APA - Austria Presse Agentur

"Matter out of Place": Nikolaus Geyrhalters Müllbergpredigt

Nikolaus Geyrhalter ist der große Essayist des Bildes, ein Filmemacher, der starke Positionen vertritt, die nicht durch das Wort vermittelt werden. Das ist bei "Matter out of Place" nicht anders. Nach den Festivaleinsätzen in Locarno und bei der Viennale ist das Werk nun ab Freitag im Kino zu sehen. Es ist ein bildgewaltiger, ruhiger Blick auf jene Orte der Erde, die im Müll ersticken - von den Gipfeln der Alpen bis zum Grund des Meeres.

In selbst für seine Verhältnisse (minuten-)langen Plansequenzen zeigt Nikolaus Geyrhalter, der bei "Matter out of Place" auch für die Kameraarbeit verantwortlich zeichnet, Landschaften, die sich von ihrem ursprünglichen Antlitz weit entfernt haben. Der Abfall der Zivilisation ist hier zum bestimmenden Faktor geworden - und somit wird der Titel, der ein nicht an den jeweiligen Ort gehörendes Ding bezeichnet, fast untergraben. Es erscheint, als wäre die Natur vom Müll bereits nicht mehr zu trennen.

In ihrer Wirkmacht sind die Geyrhalter'schen Bilder apokalyptisch und idyllisch zugleich. Der Müll hat sich schon eingegraben in unsere Umwelt. So wirkt es beinahe ästhetisch, wie sich das Plastik an den Ufern eines Bergsees zu Gebilden formt. Und doch kommen die Überbleibsel einer Wegwerfgesellschaft selbstredend nicht immer so ansprechend daher.
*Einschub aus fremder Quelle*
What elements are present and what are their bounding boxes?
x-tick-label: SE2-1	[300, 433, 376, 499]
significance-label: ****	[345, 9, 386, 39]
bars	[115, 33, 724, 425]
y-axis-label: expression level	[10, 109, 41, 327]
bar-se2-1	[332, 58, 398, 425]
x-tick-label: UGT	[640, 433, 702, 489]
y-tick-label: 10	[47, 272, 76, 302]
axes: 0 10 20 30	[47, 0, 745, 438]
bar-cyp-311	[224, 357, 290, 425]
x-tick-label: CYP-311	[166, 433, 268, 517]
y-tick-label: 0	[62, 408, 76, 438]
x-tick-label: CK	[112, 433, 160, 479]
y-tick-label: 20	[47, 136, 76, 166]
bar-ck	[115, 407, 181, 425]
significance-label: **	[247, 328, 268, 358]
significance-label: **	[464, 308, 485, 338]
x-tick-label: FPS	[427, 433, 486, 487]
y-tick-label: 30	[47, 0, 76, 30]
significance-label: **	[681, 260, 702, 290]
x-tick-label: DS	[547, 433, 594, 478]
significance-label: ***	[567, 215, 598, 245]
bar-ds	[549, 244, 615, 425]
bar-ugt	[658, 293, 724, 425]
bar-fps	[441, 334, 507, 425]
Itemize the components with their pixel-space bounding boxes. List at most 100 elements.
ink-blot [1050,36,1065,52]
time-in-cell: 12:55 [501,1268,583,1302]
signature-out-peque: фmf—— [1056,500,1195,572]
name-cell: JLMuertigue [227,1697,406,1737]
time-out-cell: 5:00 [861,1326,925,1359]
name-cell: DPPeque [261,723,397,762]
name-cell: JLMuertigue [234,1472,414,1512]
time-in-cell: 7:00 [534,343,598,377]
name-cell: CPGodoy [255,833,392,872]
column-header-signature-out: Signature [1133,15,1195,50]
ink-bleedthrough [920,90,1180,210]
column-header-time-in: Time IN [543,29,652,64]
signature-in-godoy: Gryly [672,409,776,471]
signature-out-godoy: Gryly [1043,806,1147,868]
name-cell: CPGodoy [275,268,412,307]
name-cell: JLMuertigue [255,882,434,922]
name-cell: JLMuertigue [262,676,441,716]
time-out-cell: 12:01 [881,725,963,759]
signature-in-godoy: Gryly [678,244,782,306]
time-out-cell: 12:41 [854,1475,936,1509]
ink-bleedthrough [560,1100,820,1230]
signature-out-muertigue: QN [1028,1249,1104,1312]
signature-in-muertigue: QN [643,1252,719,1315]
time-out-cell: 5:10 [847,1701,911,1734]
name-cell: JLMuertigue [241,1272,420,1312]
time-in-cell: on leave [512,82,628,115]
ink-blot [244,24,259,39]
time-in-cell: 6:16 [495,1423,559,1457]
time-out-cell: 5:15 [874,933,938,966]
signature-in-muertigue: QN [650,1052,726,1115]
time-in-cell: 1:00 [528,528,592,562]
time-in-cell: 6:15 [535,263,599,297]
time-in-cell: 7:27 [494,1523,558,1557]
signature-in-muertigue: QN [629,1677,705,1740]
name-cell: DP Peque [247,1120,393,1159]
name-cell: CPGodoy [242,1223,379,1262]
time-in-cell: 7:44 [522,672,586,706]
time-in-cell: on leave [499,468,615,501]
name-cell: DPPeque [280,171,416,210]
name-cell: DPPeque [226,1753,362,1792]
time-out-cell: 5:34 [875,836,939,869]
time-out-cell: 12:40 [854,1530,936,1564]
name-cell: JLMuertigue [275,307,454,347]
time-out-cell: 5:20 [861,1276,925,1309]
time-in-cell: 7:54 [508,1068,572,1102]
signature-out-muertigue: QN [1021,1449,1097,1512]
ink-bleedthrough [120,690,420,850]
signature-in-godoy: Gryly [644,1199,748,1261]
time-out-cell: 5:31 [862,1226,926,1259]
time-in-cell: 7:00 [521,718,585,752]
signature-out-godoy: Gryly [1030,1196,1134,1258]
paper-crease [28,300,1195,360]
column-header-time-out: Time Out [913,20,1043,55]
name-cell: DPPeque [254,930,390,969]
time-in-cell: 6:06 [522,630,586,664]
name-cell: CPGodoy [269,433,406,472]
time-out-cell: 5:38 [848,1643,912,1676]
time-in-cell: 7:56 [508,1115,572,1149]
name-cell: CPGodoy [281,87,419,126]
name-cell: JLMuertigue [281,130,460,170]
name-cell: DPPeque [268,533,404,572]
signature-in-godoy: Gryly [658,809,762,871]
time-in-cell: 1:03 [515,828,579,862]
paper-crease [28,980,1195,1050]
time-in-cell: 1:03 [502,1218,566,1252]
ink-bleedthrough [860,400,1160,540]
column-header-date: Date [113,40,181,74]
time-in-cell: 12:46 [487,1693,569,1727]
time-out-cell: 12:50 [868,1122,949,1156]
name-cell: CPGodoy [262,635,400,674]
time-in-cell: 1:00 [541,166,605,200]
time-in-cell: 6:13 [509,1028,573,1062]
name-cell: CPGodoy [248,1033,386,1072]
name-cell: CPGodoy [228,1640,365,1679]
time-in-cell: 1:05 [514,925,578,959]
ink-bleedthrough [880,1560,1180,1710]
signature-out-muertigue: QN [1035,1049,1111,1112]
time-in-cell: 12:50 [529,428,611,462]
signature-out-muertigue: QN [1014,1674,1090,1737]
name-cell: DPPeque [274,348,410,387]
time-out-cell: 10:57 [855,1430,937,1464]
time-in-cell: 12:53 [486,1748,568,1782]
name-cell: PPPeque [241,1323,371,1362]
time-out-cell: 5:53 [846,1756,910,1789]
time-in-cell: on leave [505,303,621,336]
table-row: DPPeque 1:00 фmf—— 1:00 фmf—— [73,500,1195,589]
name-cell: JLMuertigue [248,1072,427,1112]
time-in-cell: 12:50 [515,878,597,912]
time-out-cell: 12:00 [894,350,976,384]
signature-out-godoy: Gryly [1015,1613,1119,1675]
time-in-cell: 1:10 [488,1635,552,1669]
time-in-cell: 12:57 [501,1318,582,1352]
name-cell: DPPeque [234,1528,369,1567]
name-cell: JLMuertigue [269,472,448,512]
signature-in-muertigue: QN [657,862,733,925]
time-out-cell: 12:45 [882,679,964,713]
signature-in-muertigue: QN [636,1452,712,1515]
Der gebürtige Wiener (Jahrgang 1972) begleitet Strandreiniger in Albanien, filmt Müllsortieranlagen in Österreich, porträtiert Mülltaucher vor Griechenland oder zeigt auf den Malediven, wie Palmenparadies und Müllmoloch scheinbar untrennbar verschmolzen sind. Er rückt eine gigantische Deponie in Nepal ins Bild, in der ein steter, nie abreißender Strom an Nachschub am Dach der Welt gleichsam einen neuen Berg erschafft. Und er zeigt Ausgrabungen in Solothurn, die zeigen, dass unter der vermeintlichen grünen Schweizer Wiese nicht wertvoller Humus, sondern Autoreifen und Plastiksäcke schlummern. Der Müll ist nicht weg. Er ist nur aus dem Blickfeld entschwunden in dieser zugeschütteten Deponie.

Bei aller Tristesse des Sujets fehlt aber auch in "Matter out of Place" nicht das Auge für Skurrilitäten, die Geyrhalters Arbeiten auszeichnen - wenn etwa von der Schweizer Bettmeralp der Müllwagen unter der Gondel hängend abtransportiert wird. Und wenn am Ende das Burning Man Festival in Nevada eine beinahe utopische Gegenwelt schafft, in der die Wüste zum Abschluss der Veranstaltung gleichsam mit dem Besen von allen menschlichen Spuren gereinigt wird.

"Matter out of Place" erklärt dabei wie stets in den Werken von Geyrhalter nichts. Der Film lässt die Situationen für sich stehen und ihre Wirkung entfalten. Es ist ein poetischer Zugang, der den Betrachtenden auf Augenhöhe begegnet und diesen vor Augen führt, wie weit wir bereits den Lauf der Welt mutmaßlich unwiederbringlich verändert haben. So ein Mist.